“Different animals have different tolerances when it comes to cold weather,” said Charleston Animal Society Chief Veterinary Officer Lucy Fuller, DVM. “Older pets, thinner pets, animals with certain kinds of fur all may face challenges in freezing temperatures.”
Experts recommend shorter dog walks in very cold weather. Short-haired pets feel the cold faster because they have less protection. Animals with diabetes, heart disease, and kidney disease may have difficulty regulating their body temperature.
If you can, keep your pet indoors. Despite having fur, dogs and cats can get frostbite, so no animal should be left outdoors in the cold without proper shelter.

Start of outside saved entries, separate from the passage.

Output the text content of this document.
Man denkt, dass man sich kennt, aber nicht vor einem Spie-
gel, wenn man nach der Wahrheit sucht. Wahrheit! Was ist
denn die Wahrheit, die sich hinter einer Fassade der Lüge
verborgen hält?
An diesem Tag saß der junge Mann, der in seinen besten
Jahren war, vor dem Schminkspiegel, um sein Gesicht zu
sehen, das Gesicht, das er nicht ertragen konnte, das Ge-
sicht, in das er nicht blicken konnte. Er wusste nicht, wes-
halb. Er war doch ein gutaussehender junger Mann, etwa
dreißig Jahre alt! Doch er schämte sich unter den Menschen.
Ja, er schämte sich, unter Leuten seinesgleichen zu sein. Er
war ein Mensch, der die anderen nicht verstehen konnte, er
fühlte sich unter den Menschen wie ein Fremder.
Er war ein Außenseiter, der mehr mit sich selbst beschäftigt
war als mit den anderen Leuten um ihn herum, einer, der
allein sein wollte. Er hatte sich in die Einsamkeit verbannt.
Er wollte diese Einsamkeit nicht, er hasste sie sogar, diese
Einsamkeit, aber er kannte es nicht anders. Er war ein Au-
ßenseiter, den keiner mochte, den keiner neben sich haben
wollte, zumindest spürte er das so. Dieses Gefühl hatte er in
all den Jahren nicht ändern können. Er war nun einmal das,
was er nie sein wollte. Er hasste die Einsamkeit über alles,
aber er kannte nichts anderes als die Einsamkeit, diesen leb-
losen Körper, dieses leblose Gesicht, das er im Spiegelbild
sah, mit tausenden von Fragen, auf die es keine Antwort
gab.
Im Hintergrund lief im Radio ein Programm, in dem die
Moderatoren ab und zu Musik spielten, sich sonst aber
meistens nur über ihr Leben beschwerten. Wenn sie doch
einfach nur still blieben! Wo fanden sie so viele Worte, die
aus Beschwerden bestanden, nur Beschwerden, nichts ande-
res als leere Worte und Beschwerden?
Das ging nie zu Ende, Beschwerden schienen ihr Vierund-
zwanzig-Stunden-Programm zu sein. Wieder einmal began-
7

Here are some additional tips to help keep your pets safe:
1. Provide warm shelter for community cats. This can be provided through a variety of resources found in most homes, such as a sturdy box or container bin with a towel or blanket inside.
3. Bang loudly on your hood before starting your car. Outdoor or homeless cats often seek the warmth of a car engine.
4. Never leave pets alone in a car during cold weather. A car can trap cold in the winter, and potentially cause an animal to freeze to death.
5. Puppies and older dogs do not tolerate cold as well as younger adult dogs. During extreme cold consider taking them outside only for potty breaks.
6. Beware antifreeze! Antifreeze is a lethal poison for dogs and cats. Just a small amount can lead to kidney failure. ASPCA Poison Hotline: (888) 426-4355.
7. Call to help an animal in distress. If you see an animal in trouble in the cold, call your local animal control or sheriff’s office.